Diğeri ise reşit olmayan bir komşusuna tecavüz ettiğini öğrendikten sonra eşinden boşanma kararı alan altı çocuk annesi Arzu Boztaş'ı ikinci eş olarak almaya çalıştı. Bir gün koca Boztaş'a çocukları göndermesini söylemiş, sonra elinde pompalı tüfekle gelip onu yere yatırmış ve her iki kolundan ve bacağından çok yakın mesafeden vurmuş.

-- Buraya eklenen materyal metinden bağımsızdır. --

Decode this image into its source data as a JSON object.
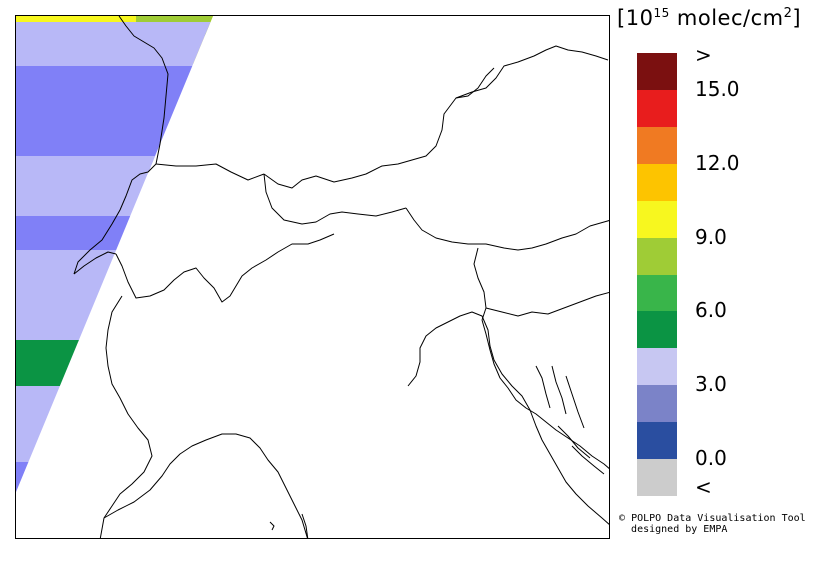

İngiliz yönetmen Chloe Fairweather, Boztaş'ın eylemci Kavas ile görüşmesini gördükten sonra Boşanmak İçin Ölmek'i çekmeye karar verdiğini söyledi. Fairweather, "Başına gelen şiddetin aşırılığına pek hazırlıklı değildim, ama aynı zamanda Arzu'dan gerçekten etkilendim" dedi.

“Bir bakıma çok güçlüydü ve hayatını yeniden kurmaya kendini o kadar adamıştı ki… O zaman onun hikayesini ortaya çıkarmak için motive oldum.”

Film, Boztaş'ı 14 yaşında evlendirdiği için pişman olan babası da dahil olmak üzere, eski kocasının düzgün bir şekilde yargılanmasını sağlamaya çalışan Boztaş ve ailesini konu alıyor.

Daha sonra uzun metrajlı belgeselde eski koca, Boztaş'ı vurduğuna pişman olmadığını, çocuklarına iyi bir anne olmadığını söyleyerek cezaevinden anlatıyor. Cumhurbaşkanı Recep Tayyip Erdoğan'ın 2014'te Boşanmak İçin Ölmek'te gösterilen kadın ve annelik konulu konuşmasına atıfta bulunarak, "Böyle annelerin ayak tabanlarını öpmeliyiz, cumhurbaşkanımız böyle söylüyor" diyor. Eski koca, "Bu kadar ileri gitmezdim ama gururuma ve onuruma hakaret etti" diye ekliyor.